How The Plan Works
Contributions

The amount you and your employer contribute to the NHRIPP is based on how much you earn and the contribution rates in the applicable collective agreement. Employers can contribute at a higher rate than members, but not at a lower rate.

Contributions to the Plan are calculated on your earnings before tax.  You pay no income tax on your contributions or the contributions that the employer makes on your behalf.

Let’s use an example.  If you earn $20 an hour and work 70 hours in a two-week pay period, your earnings are $1,400.  If the collective agreement states that the NHRIPP contribution rate is 4% for members and 4% for employers, then contributions are:

Member contributions:  $1,400 x 4% = $56

Employer contributions:  $1,400 x 4% = $56

Minding Your Pension
What to keep in mind

The actual monthly pension you receive may be adjusted up or down depending on which pension payment option you choose and whether you retire before age 65.  We explain pension payment options here.

If your employer stops contributing to the NHRIPP before having made contributions for 15 years, your pension benefits may be adjusted. This means that pensions for all current and former employees (including pensioners) of that employer may be reduced. Please contact InBenefits for more information.

It’s also important to remember that the NHRIPP is a target benefit pension plan.  This means that pension benefits may increase or decrease depending on the financial health of the Plan.

Keeping track of your pension

Once a year, you will receive a detailed pension statement. This statement will show the contributions received on your behalf, and the amount of pension you have accrued to the date of the statement. Please check your statement carefully to make sure your information is correct and complete. If it is not, please contact InBenefits immediately.

How to calculate your pension

Your monthly pension in the NHRIPP is made up of two parts. Any past service pension you may have and your current service pension.

Past service pension + Current service pension

What’s a past service pension?

It’s a monthly amount that’s added to your regular pension based on the number of years you worked for your employer before it started contributing to the Plan.

  • If your employer started contributing to the NHRIPP on or before June 1, 2016, you can receive a past service pension of $26.60 per month for each year of service you had with your first employer before it made its first contribution. You can qualify for up to seven years of past service pension once you participate in the Plan for 24 continuous months or reach age 65. 

  • If your employer started contributing to the NHRIPP after June 1, 2016, you will qualify for up to two years of past service pension once you participate in the Plan for 24 continuous months or reach age 65. You will then qualify for another year of past service pension for each additional year you participate in the Plan for up to five additional Each year of past service provides an additional $26.60 per month of pension.

If you started working for the employer after it began contributing to the Plan, you are not eligible for a past service pension.

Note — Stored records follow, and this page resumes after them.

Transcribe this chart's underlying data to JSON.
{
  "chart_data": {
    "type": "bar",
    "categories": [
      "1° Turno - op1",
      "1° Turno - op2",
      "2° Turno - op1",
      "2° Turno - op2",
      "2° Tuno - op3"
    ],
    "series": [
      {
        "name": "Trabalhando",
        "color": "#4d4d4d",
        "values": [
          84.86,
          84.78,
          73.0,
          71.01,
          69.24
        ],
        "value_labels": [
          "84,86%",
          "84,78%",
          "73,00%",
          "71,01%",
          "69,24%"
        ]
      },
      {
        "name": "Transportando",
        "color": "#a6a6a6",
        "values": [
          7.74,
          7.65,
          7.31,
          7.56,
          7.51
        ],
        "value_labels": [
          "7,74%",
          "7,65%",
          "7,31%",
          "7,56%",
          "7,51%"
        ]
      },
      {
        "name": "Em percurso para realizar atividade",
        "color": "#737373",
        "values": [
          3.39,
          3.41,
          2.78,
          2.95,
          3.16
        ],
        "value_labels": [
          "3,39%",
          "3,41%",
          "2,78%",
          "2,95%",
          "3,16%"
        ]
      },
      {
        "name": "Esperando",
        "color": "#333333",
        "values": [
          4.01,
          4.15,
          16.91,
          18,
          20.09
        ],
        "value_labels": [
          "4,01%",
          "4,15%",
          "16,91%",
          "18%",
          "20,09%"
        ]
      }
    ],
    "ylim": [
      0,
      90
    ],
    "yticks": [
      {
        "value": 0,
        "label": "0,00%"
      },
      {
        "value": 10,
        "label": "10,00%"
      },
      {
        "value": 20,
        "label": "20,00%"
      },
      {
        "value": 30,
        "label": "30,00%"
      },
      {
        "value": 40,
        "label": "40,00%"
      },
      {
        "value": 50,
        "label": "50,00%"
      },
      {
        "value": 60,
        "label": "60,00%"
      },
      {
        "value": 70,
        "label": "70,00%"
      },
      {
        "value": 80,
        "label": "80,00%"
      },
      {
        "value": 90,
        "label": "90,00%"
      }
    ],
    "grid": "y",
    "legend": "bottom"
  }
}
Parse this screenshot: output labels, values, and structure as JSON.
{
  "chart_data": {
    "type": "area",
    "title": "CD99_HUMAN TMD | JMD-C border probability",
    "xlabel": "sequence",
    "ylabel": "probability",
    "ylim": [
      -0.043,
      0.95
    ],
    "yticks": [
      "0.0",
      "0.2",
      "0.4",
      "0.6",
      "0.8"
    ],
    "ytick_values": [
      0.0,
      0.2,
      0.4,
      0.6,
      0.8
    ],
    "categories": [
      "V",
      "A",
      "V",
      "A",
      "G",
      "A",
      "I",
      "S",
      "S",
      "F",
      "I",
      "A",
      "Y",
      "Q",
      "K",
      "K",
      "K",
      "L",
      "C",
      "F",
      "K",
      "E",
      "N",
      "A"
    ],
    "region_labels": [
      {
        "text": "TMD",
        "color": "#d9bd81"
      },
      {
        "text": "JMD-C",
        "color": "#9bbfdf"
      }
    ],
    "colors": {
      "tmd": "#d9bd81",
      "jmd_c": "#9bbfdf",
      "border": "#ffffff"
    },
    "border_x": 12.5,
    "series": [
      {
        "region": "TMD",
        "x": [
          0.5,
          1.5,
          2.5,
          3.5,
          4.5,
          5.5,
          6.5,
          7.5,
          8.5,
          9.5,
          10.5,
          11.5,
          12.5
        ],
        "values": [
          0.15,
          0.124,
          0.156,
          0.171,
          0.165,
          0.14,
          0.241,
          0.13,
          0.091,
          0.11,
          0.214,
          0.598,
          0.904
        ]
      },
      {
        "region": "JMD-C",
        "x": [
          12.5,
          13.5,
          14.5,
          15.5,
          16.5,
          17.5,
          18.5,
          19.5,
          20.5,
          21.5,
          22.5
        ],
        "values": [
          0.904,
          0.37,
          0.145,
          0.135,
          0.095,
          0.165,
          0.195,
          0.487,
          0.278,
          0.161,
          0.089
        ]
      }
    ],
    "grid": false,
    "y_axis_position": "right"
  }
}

What’s a current service pension?

You start earning a current service pension when you and your employer start contributing to the NHRIPP on your behalf. Your current service pension is based on a formula.  The current formula is $1.55 of monthly pension for every $100 in contributions received on your behalf.  The Trustees may change this formula from time to time, based on the financial health of the Plan.

The 50% rule

When you retire or leave the Plan, we will check to see if your contributions with interest are worth more than 50% of the value of your pension. If they are, you can receive the excess amount as a taxable, lump sum or use it to increase your pension.